Part Seven

TOOLBOX

WORKING WITH YOUR BANKER

The key element of working capital is cash, and if you don’t have enough to finance your operations, you will need a loan. Many entrepreneurial companies, indeed, establish ongoing relationships with a bank and get loans regularly. One of the benefits of learning the material presented in this book is that you will be able to talk your banker’s language. You’ll be able to present the banker with a detailed analysis of your company’s financial picture. You’ll be able to show exactly why a loan makes financial sense and how you will repay it. You’ll also be able to point out your financial strengths, identify your financial challenges, and discuss what you are planning to do about the latter.

When you apply for a loan, your banker will naturally want to see all the financial statements described in this book. In addition, he or she will probably want to see the following:

  • A forecast of cash flow, sometimes for as much as twelve months. Any banker’s primary concern is to know how a borrower plans to pay back the loan. And any business loan must be repaid out of cash flow. If you can show that your cash flow is healthy and likely to grow, you’ll be that much more likely to get the money you need.
  • A full-year budget, with updates and forecasts submitted monthly. Bankers also want to know what to expect about the business in general. They like to see a plan that shows projected sales, projected gross margin, and projected expenses. And they will want to know whether you are meeting your plan.

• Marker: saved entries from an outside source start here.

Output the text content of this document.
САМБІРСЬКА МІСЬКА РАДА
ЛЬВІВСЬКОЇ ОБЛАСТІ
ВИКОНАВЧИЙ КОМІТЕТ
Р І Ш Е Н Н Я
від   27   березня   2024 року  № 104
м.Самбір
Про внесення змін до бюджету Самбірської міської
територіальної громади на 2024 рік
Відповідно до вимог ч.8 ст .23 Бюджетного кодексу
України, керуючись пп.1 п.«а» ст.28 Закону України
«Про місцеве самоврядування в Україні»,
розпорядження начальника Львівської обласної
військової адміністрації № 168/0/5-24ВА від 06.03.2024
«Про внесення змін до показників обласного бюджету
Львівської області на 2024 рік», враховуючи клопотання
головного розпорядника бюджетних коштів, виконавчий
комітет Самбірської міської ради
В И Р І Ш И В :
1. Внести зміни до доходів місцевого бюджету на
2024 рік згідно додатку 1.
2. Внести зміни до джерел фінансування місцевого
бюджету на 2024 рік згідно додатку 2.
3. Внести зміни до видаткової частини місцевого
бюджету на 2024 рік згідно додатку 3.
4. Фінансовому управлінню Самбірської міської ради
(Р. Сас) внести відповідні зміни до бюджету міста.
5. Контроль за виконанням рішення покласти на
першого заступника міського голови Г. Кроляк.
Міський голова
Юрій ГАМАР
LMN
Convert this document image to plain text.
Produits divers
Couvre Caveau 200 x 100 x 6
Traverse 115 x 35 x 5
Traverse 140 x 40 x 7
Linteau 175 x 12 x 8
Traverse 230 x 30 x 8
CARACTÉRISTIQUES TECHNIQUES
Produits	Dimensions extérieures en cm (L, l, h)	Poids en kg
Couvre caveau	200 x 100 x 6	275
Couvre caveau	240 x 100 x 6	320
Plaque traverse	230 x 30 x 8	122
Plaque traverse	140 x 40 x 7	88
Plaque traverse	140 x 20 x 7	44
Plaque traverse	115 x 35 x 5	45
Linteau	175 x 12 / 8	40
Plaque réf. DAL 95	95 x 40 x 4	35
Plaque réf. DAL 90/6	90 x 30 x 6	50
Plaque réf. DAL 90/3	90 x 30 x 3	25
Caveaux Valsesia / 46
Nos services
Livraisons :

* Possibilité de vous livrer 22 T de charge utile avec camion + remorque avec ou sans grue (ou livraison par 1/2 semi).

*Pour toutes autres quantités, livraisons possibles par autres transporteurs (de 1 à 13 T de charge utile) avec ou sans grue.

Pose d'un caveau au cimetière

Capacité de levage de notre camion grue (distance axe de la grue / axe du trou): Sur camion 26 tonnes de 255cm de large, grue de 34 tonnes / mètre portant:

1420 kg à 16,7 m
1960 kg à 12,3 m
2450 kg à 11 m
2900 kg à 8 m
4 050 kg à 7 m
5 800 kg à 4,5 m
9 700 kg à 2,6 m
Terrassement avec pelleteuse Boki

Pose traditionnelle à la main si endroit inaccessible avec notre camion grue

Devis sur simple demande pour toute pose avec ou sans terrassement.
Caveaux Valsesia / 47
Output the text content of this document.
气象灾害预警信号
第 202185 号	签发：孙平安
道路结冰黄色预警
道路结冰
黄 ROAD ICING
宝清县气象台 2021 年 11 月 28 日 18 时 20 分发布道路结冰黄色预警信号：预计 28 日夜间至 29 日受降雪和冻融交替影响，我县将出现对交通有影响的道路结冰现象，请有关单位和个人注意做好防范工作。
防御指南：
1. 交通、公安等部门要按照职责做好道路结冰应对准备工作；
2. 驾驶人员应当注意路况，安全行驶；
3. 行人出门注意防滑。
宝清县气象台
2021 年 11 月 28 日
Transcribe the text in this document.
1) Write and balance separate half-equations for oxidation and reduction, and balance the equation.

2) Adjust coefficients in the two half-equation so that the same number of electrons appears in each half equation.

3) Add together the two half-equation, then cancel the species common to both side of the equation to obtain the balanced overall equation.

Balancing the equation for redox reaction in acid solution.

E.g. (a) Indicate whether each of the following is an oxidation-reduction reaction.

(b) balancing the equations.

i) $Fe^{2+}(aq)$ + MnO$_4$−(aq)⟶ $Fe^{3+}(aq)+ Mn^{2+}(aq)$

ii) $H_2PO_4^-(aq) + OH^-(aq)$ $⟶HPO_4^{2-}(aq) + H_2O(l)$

If you run into trouble along the way, don’t hide it from your banker. Your problems will probably come out at some point anyway, and bankers hate surprises. “When we started out, I always thought bankers were our enemy,” says Paul Saginaw, cofounder of Zingerman’s, the specialty food company in Ann Arbor, Michigan. “We didn’t want them knowing very much about what we were doing. But now I realize it’s important to establish a good relationship with your bankers, and the sooner the better. Invite them into your business. Have them look at your annual plans and your budgeting and your forecasting so that they have a feel for it. The more they know about you, the better the job they’re going to do when they bring your request to the loan committee.

“Besides,” Saginaw adds, “at some point you’re going to have tough times, and you’re going to need money to get through. So you want your bankers armed with all the information they can possibly get so that they can confidently defend your business.”

ACCOUNTS RECEIVABLE AGING

Want to manage accounts receivable more effectively? DSO is not the only measure to look at. Another is what’s called the aging of receivables. Often, reviewing aging is the key to understanding the true situation in your company’s receivables.

Here’s why. As we mentioned earlier, DSO is by definition an average. For example, if you have $100,000 in receivables that are under ten days and $100,000 that are more than ninety days, your overall DSO is about fifty days. That doesn’t sound too bad—but in fact, your company may be in substantial trouble because half of your customers don’t seem to be paying their bills. Another business of the same size might have a DSO figure of fifty days with only $25,000 over ninety days. That business isn’t in the same sort of trouble.

An aging analysis will present you with just these kinds of figures: total receivables under thirty days, total for thirty to sixty days, and so on. It’s usually worth checking out that analysis as well as your overall DSO number to get the full picture of your receivables.